The way she said the word ‘plans’ sent a shaft of horror straight down Charlotte’s spine. She had been taken captive once and forced to squeeze into a trunk in the back of a wagon. Reagan had caught the man and rescued her inside a quarter of an hour. Yet, that experience had made her hesitant and untrusting for days. She couldn’t imagine what it must feel like to have a man who was supposed to have your best interests at heart treat you with such contempt and disdain.
She offered Dixie another gentle squeeze. “Well, maybe something good will come of this. God’s plans are always to prosper us, and not to harm us, right? At least that’s what Jeremiah says. So perhaps this was part of God’s plan all along?”
Dixie’s hand stopped halfway to her mouth. She blinked at Charlotte for a moment, but then pushed her barely-
touched bowl of chowder back and stood. “Perhaps you are right. But if you’ll excuse me, I really should take Ma some food while I have a moment.”
Charlotte shot out a hand and laid hold of Dixie’s arm. “Dixie, you can’t go on like this. I can see the weariness weighting your shoulders like a cloak.”
Dixie rubbed the back of her neck, but didn’t meet Charlotte’s gaze. “It’s only for a few more days.”

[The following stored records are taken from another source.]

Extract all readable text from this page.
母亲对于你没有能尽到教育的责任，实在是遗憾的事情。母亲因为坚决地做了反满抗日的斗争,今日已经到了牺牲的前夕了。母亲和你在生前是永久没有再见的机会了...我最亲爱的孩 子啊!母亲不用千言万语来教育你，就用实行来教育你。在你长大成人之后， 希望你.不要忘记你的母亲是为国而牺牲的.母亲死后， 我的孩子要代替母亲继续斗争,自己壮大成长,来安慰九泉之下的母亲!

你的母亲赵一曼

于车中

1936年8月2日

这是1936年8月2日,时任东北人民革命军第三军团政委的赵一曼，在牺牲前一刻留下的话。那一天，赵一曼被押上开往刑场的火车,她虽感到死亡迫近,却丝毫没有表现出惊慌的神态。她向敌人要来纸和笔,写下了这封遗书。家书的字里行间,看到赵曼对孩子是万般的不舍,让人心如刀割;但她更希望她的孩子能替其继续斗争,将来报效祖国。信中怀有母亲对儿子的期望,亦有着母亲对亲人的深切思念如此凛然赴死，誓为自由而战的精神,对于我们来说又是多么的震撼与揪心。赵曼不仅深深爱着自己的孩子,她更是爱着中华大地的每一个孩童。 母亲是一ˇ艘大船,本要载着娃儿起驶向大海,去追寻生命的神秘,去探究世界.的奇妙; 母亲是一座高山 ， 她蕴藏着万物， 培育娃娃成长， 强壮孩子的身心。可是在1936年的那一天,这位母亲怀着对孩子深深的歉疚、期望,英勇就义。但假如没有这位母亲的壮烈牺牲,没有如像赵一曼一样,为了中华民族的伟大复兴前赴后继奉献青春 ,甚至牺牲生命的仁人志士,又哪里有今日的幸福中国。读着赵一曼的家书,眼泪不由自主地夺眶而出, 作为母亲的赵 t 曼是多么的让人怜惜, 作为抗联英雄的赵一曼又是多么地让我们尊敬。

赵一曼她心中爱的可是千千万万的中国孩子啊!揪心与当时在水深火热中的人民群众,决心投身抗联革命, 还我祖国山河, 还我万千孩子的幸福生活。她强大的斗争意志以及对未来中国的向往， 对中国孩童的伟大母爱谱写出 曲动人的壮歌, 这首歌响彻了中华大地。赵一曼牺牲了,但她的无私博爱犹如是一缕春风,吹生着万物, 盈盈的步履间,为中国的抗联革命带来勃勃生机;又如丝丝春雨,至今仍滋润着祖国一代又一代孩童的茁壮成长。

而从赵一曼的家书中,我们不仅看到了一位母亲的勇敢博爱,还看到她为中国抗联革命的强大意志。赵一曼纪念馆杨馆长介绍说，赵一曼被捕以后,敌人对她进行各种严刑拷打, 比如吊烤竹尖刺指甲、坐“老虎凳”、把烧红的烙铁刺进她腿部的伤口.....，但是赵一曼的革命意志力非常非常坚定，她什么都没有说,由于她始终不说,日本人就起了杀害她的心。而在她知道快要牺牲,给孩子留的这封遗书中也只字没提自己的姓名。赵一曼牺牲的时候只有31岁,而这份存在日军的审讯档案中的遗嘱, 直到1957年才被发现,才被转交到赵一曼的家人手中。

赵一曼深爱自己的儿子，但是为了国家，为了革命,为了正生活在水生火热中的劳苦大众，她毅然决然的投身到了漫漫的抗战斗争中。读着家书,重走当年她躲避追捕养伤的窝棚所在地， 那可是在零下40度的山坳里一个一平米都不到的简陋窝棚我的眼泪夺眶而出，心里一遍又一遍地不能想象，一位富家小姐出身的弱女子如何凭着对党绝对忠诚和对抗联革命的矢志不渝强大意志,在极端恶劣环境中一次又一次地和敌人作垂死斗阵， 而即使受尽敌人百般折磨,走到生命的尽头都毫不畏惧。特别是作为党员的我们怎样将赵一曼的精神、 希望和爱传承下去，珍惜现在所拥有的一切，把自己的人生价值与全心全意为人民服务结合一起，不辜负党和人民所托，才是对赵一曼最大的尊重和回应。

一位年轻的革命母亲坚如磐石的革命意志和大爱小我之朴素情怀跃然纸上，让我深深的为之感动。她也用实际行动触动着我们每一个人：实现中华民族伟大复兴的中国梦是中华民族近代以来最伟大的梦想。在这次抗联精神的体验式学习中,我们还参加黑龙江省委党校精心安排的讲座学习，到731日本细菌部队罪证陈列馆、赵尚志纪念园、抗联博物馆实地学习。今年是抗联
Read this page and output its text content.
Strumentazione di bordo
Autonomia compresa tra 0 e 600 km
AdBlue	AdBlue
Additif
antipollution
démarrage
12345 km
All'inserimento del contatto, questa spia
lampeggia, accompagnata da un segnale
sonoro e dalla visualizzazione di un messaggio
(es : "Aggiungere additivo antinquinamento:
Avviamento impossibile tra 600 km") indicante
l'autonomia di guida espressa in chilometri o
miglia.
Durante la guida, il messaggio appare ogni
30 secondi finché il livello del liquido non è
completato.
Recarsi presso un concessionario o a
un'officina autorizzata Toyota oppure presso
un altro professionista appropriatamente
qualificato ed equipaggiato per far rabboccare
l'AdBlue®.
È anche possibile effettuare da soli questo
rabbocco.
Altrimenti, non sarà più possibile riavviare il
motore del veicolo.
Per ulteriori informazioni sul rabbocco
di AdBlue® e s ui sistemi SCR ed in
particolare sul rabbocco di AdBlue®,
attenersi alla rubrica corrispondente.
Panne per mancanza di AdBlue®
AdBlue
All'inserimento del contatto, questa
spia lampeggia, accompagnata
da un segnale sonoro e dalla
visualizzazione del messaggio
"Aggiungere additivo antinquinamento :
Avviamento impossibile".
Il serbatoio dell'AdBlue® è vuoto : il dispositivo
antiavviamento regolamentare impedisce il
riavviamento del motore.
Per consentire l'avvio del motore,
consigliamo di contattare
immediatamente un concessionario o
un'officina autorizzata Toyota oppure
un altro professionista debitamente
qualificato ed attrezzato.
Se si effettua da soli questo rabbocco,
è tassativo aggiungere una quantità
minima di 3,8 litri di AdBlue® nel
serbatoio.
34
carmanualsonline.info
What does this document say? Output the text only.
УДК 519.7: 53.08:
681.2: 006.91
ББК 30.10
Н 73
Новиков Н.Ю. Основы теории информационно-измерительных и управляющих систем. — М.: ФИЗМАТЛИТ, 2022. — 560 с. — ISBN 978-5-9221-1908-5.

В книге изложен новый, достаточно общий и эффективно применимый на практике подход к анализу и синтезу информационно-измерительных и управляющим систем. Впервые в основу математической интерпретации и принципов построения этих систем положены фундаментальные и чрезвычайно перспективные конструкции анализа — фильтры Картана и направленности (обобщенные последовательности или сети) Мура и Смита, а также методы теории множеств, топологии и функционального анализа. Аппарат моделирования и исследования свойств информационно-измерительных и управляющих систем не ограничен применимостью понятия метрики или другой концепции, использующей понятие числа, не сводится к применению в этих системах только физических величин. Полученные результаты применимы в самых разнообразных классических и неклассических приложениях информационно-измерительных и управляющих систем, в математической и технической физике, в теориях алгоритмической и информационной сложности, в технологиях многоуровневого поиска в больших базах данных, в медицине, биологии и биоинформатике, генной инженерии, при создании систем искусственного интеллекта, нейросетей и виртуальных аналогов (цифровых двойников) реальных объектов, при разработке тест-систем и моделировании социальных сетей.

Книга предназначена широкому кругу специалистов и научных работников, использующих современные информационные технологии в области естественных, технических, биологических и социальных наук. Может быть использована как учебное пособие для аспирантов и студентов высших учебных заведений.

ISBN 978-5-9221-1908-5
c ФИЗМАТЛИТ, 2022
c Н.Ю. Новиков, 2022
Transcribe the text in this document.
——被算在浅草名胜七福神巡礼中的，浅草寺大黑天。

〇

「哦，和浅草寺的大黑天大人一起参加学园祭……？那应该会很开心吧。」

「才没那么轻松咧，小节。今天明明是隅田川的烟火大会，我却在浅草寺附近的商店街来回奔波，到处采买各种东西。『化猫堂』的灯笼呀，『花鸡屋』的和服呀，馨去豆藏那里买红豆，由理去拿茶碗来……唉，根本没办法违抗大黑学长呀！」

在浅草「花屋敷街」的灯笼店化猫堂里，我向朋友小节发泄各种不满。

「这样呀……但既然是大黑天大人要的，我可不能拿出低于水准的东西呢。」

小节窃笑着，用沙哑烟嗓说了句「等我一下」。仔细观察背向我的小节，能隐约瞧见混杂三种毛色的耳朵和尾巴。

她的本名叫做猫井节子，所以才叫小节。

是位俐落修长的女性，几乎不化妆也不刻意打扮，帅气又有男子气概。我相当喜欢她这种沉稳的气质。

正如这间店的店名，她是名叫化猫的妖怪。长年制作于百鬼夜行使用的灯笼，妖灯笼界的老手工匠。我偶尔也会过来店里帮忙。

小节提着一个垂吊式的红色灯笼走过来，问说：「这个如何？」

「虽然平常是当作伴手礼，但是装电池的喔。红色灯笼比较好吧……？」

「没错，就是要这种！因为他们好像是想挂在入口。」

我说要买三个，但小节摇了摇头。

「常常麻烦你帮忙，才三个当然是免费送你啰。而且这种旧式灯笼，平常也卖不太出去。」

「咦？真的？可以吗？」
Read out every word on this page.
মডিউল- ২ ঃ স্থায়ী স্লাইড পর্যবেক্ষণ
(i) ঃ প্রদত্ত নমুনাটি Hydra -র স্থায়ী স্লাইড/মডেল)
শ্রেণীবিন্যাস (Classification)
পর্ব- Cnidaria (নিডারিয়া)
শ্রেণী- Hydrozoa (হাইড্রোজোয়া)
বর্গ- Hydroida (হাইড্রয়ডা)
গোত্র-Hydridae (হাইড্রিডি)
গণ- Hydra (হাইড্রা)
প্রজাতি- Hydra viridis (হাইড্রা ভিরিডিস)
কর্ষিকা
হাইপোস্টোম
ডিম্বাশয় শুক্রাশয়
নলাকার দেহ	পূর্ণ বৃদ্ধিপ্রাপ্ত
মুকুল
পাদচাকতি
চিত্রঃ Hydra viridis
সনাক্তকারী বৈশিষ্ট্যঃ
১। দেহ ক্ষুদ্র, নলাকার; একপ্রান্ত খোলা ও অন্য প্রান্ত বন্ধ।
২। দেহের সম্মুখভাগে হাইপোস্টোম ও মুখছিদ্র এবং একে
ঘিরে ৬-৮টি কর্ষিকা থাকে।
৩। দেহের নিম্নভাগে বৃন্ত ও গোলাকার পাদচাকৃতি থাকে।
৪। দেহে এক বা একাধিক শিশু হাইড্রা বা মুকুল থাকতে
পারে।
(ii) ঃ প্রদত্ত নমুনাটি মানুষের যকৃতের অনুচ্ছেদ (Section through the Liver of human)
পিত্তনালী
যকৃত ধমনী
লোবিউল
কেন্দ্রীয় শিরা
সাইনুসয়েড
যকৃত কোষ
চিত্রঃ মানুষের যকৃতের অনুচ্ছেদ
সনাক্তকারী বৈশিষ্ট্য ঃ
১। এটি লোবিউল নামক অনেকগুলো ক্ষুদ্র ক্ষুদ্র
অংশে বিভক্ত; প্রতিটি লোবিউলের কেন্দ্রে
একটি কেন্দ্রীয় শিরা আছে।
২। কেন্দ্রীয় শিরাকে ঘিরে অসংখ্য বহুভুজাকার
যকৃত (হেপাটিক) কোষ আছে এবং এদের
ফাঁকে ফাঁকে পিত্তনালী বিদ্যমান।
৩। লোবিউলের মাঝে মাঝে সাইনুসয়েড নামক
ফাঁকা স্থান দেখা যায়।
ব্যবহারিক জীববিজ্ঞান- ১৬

“You and I both know that Rose isn’t going to be up to helping you for a month at the very least!” Charlotte purposely gentled her tone. “I could come by and help you for a few days, but once school starts up again I would be no good to you. Can you afford to hire someone?”
Dixie tilted her head. “I hadn’t thought of that. Yes, I suppose I could. Business has been good. I practically ran myself ragged at dinner last night.”
Charlotte smiled. “That’s because you are the best cook inside of ten counties.”
Dixie rolled her eyes. “I suppose I could put out an advertisement in Seattle.”
“You let me worry about that.” Charlotte tapped her arm. “And don’t fret about cleanup in here. I’ll have it done in no time.”
Dixie sighed, and the very fact that she didn’t protest revealed just how tired she must be. “Thank you.”
“Yes. Of course,” Charlotte offered, but as she watched Dixie load a tray and then hurry from the room, she couldn’t help but wonder why her comment about God only planning good for us had upset Dixie.
It didn’t take her long to wash the dishes and tidy up the kitchen.
She was just finishing up when Reagan appeared and asked if he might walk her home. “It’s going to be a long night, and I’ll feel better knowing you are tucked away safe and warm in Ma’s house.”
Charlotte appreciated the gesture of chivalry, and reached for his arm. “Much obliged, Sheriff.”
At the entryway, Reagan helped her on with her wraps and then they stepped out into the frigid wind that blew tiny ice crystals with it. Charlotte shivered and clutched her coat closed more tightly at the neck. “Reagan, what do you think about Liora working for Dixie at the boardinghouse?”